The enduring popularity of Fox News and The Huffington Post notwithstanding, audiences are profoundly uncomfortable with accusations of bias, or the idea that somebody somewhere is earning a paycheck through (dishonest) persuasion. Nothing shuts down a debate faster than the word “shill.” Typically thrown out as a pejorative, it automatically deflates any argument from an opponent, even those that are factual or reasonable. Having dabbled in several non-governmental roles throughout my career, I’ve come to learn a few things about the nebulous profession known as “government affairs”/shillery that aren’t immediately obvious to people who reside outside of the DC bubble (and many who reside within it, too).

Lobbyists, PR flacks, coalition-builders, policy analysts, think tank scholars, and journalists writing for ideological publications really do understand their issues, and generally support the causes they work to advance. Any think tank policy wonk will tell you that if they sold their conscience to advance the interests of some corporate board somewhere, they set far too low of a selling price. I’ve never met anybody who works against his or her conscience or beliefs, or who just publishes articles and papers that simply support the donors’ goals, evidence or ethics be damned. Rather, if you’re an effective advocate with expert knowledge on your subject, then you’re compensated for it.

“Cronyism” is rampant because DC is little more than a dense, exclusive, professional network. It looks bad to the rest of the country if some 1-percenter’s kid gets appointed to a prestigious, high-level administration job, especially considering all the pro-democracy rhetoric our political leaders espouse. Rightly or wrongly, most of the business of government has zip to do with democratic elections, and usually that “kid” has been working on the issue for a couple of decades or longer and is widely known around town. Cronyism sucks, but nobody has time to lead a nationwide search for every single appointee position or contract.

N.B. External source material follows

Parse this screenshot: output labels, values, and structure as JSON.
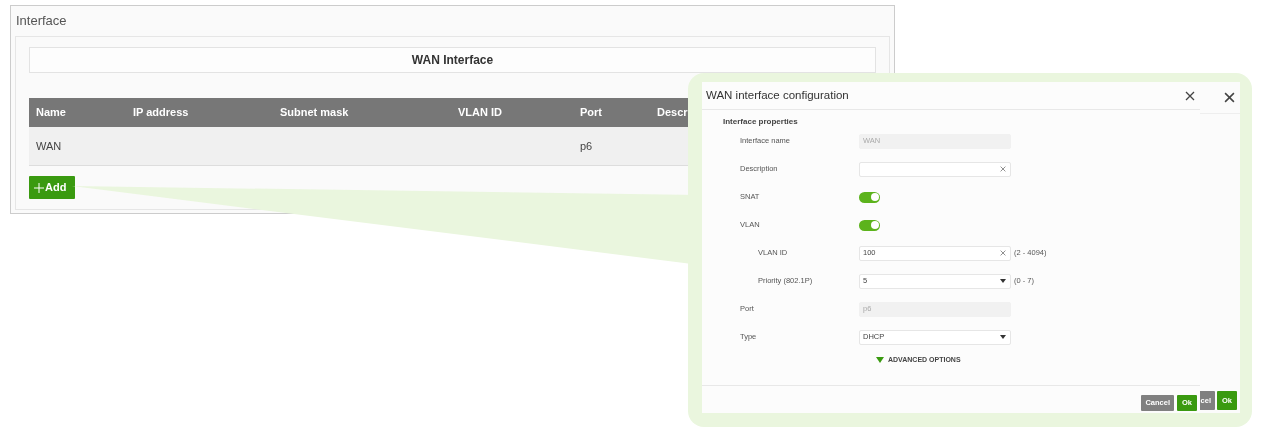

Lobbyists cannot make lawmakers do whatever they want them to do. You cannot send somebody into Senator X’s office with a check from the company’s Political Action Committee and a list of demands. You must figure out which lawmakers might be receptive to you, find one or two on a relevant committee who are in the best position to have an impact, and hope for the best. It’s a sales job involving other people’s money. There’s no guarantee you get what you want, and there’s certainly no writing a check in exchange for the policies you want enacted – if you could do that, America wouldn’t have a corporate tax and the federal minimum wage would be $20/hour.

Bureaucracy and inertia are universal truths of large legal entities, both public and private. Libertarians and progressives frequently disagree on the real danger to society. For progressives, Big Business plays the legislative and regulatory processes to its favor, threatening to undermine modern democracy. For libertarians, corporations are like large, efficiency-seeking organisms that are constantly under the boot of Big Government. In reality, both are slow, lumbering giants that are fraught with infighting and poor cross-channel communications. The private sector absolutely could have produced the nightmarish Healthcare.gov – the only difference is you wouldn’t have heard of it, because they would have pulled the project and fired people immediately.

Money is a problem, but not in the way you think. Donations to campaigns or nonprofits don’t grant the check-writer nearly the kind of influence or control that critics assume. Yet this is clearly an enormous waste of money. Many companies and industries have huge DC operations budgets when you add up lobbying expenses, PAC donations, grants to think tanks and advocacy groups, and the economy-wide slush fund that keeps everybody in the government industry affluent, or at least comfortable. Imagine if they instead put their money back into their businesses, hired more workers, or reinvested in R&D. DC sucks perfectly good money out of the economy, and not just through taxes.

None of this should be taken as a defense of the system. I’m simply explaining how it is. Yes, there is a lot of cronyism and money in politics. Too much for most peoples’ comfort. But it isn’t some inherent evil lurking within every bureaucrat driving it (how many IRS agents even own a gun?). It’s largely a systemic problem that’s not going to get better with the election of the right president, or a fiscally conservative House. One big conundrum facing libertarian-leaning types is whether it’s worth participating in a bloated, broken system in hopes of slowly fixing it from within, or if it’s better to watch it implode (and possibly take us with it). I wish I had an answer.